This is mainly to show the issue on a reduced synthetic lit test and discuss the possible solution. I'm not convinced that the one I've included in the initial version of this patch is correct one (and even if it is, it can likely be refactored better).
The issue I'm trying to fix is similar to the one fixed in https://reviews.llvm.org/D4351
Without the patch, compiler breaks the antidependece on $esi with $ecx and generates clearly incorrect code for XOR:
$esi = XOR32rr undef $ecx, undef $ecx, implicit-def dead $eflags, implicit-def $rsi
I've attempted to follow the code's logic but wasn't able to figure out the invariant it tries to uphold.

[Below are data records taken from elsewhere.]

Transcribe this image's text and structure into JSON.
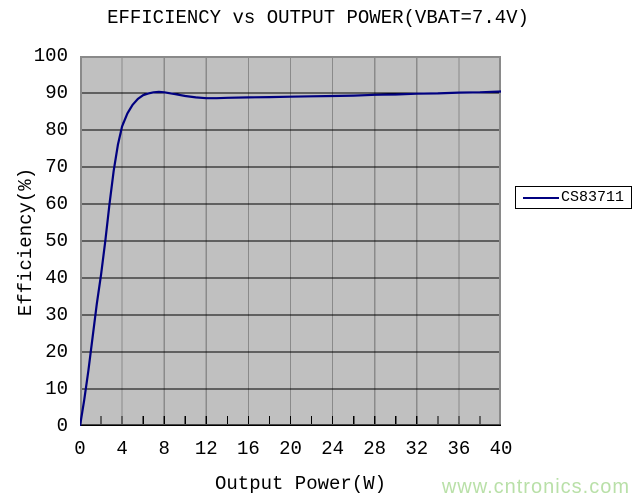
{
  "page": {
    "watermark": "www.cntronics.com"
  },
  "chart_data": {
    "type": "line",
    "title": "EFFICIENCY vs OUTPUT POWER(VBAT=7.4V)",
    "xlabel": "Output Power(W)",
    "ylabel": "Efficiency(%)",
    "xlim": [
      0,
      40
    ],
    "ylim": [
      0,
      100
    ],
    "x_major_ticks": [
      0,
      4,
      8,
      12,
      16,
      20,
      24,
      28,
      32,
      36,
      40
    ],
    "x_minor_step": 2,
    "y_ticks": [
      0,
      10,
      20,
      30,
      40,
      50,
      60,
      70,
      80,
      90,
      100
    ],
    "grid": {
      "horizontal_every": 10,
      "vertical_every": 4,
      "grid_on": true
    },
    "legend": {
      "position": "right",
      "entries": [
        {
          "label": "CS83711",
          "color": "#000080"
        }
      ]
    },
    "series": [
      {
        "name": "CS83711",
        "color": "#000080",
        "points": [
          [
            0,
            0
          ],
          [
            0.4,
            7
          ],
          [
            0.8,
            15
          ],
          [
            1.2,
            24
          ],
          [
            1.6,
            33
          ],
          [
            2.0,
            41
          ],
          [
            2.4,
            50
          ],
          [
            2.8,
            60
          ],
          [
            3.2,
            69
          ],
          [
            3.6,
            76
          ],
          [
            4.0,
            81
          ],
          [
            4.5,
            84.5
          ],
          [
            5.0,
            86.8
          ],
          [
            5.5,
            88.4
          ],
          [
            6.0,
            89.4
          ],
          [
            6.5,
            89.9
          ],
          [
            7.0,
            90.2
          ],
          [
            7.5,
            90.3
          ],
          [
            8.0,
            90.2
          ],
          [
            9.0,
            89.7
          ],
          [
            10.0,
            89.2
          ],
          [
            11.0,
            88.8
          ],
          [
            12.0,
            88.6
          ],
          [
            13.0,
            88.6
          ],
          [
            14.0,
            88.7
          ],
          [
            16.0,
            88.8
          ],
          [
            18.0,
            88.9
          ],
          [
            20.0,
            89.0
          ],
          [
            22.0,
            89.1
          ],
          [
            24.0,
            89.2
          ],
          [
            26.0,
            89.3
          ],
          [
            28.0,
            89.5
          ],
          [
            30.0,
            89.6
          ],
          [
            32.0,
            89.8
          ],
          [
            34.0,
            89.9
          ],
          [
            36.0,
            90.1
          ],
          [
            38.0,
            90.2
          ],
          [
            40.0,
            90.4
          ]
        ]
      }
    ],
    "colors": {
      "plot_bg": "#c0c0c0",
      "h_grid": "#000000",
      "v_grid": "#8a8a8a",
      "frame": "#8a8a8a",
      "axis": "#000000",
      "line": "#000080",
      "watermark": "#b9e0a8"
    }
  }
}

The problems I've found (and as such, possible places to attempt the fix):
- Fix for PR20020 included the following comment:
If this reg is tied and live (Classes[Reg] is set to -1), we can't change
Yet, according to the doc above Classes:
/// For live regs that are only used in one register class in a /// live range, the register class. If the register is not live, the /// corresponding value is null. If the register is live but used in /// multiple register classes, the corresponding value is -1 casted to a /// pointer.
So should it just check against null? Is it enough?
- On x64 32-bit instructions are often (although inconsistently) annotated with implicit-def of the 64-bit reg alias.
It doesn't look like this pass handles implicit defs at all (sans, possibly, near MI.getDesc().getNumOperands()).
I don't think it's safe to assume that one can freely change implicit-def of the instruction, so perhaps adding all such encountered regs to KeepRegs could be a solution? But wouldn't that be too pessimistic given the mentioned behavior of x64 backend?
In the provided test the implicit-def $rsi in
$esi = XOR32rr undef $esi, undef $esi, implicit-def dead $eflags, implicit-def $rsi
causes the following issue:
in ScanInstruction it erases all ecx entries from RegRefs, because implicit-def is also isDef.
Then, only the uses are inserted into RegRefs in the following loop (due to isUse check).
This seems to violate isNewRegClobberedByRefs assumption stated in the comments:
//... We guard against the case in which // the two-address instruction also defines NewReg, as may happen with // pre/postincrement loads. In this case, both the use and def operands are in // RegRefs because the def is inserted by PrescanInstruction and not erased // during ScanInstruction.
Which leads to the "partial" $ecx replacement in the mir output.
Would it make sense to compute a bool HasTiedOperand variable in the first loop and skip the 2nd one if we didn't see any tied operands?